Unhurried – It didn’t matter what we were doing, she’d always say “I’m in no rush”. Lunches with her were wonderful leisurely affairs. At a time when others are always rushing off to do something else, of have to meet someone, C was just there, and would spend as much time as was needed to talk, laugh, and share herself. If we were up on Ponsonby Rd lunching at SPQR, our favourite place, she and H would walk along and look at the shops. Most of the time, I would bow out, and hear about their perambulations later. But I always felt like I missed out, as I rushed home.
An analogue girl in a digital world – C loved to talk on the phone. She and I used to talk on the phone most days until a couple of years ago, and I know that she and H talked every day when H was in the country. Ian loved it when she rang to talk to me. If I was out walking the dog, she and he would natter away for a good long while. She had a cellphone but never really used it. She was happier to chat on the phone or have regular get togethers, and talk to you face to face.
The glue – she was the connector among our friends, the one who organized the lunches, dinners, get togethers.
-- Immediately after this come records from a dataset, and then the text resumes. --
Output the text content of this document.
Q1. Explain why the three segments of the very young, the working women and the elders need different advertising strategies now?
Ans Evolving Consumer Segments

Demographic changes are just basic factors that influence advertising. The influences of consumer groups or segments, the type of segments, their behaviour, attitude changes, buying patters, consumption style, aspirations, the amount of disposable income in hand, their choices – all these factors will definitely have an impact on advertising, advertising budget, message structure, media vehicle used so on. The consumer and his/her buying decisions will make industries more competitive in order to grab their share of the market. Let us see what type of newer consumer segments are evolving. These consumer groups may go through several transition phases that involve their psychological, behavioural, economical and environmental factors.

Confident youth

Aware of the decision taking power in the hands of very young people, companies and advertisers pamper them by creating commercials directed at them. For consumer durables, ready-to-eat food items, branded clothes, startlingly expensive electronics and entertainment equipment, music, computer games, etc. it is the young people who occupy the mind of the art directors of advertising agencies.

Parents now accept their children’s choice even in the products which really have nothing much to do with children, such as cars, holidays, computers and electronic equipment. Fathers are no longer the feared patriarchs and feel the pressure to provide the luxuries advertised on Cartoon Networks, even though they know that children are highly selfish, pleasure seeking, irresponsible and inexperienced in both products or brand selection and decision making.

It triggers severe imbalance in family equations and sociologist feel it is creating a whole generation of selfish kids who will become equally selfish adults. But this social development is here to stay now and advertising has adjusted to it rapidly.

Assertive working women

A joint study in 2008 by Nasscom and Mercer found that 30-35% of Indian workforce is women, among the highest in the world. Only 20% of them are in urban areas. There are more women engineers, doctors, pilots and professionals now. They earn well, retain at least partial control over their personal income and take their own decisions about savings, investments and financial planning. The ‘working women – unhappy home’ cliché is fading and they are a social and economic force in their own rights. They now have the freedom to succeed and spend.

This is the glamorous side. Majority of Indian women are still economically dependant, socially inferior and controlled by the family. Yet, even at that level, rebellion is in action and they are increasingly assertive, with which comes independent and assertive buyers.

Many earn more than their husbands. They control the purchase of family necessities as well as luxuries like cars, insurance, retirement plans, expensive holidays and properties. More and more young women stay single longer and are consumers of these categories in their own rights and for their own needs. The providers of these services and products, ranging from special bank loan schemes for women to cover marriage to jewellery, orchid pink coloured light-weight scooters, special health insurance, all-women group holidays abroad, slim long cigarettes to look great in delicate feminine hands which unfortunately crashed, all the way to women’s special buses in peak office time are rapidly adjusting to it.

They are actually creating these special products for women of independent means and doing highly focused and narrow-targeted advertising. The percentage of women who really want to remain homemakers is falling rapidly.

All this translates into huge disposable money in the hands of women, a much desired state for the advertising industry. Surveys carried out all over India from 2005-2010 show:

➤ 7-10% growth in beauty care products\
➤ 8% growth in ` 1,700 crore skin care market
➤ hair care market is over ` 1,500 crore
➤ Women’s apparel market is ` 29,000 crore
Often if someone had something to celebrate, it was held at her house. She made sure that there were regular occasions to celebrate, and if people were alone or having a bad time, she made sure to include them. H and I never saw each other without her, after we came back from overseas, but even in her dying, she brought us together, and we spent many happy hours with her in hospital chattering away, laughing, doing what we’d always done.
Her loss is great, but we remember her always with such love for the joy and friendship she brought into our lives. For the many lunches we ate, for all the talking we did, for all the laughs we had.
C was our best best friend and one of the great loves of our life.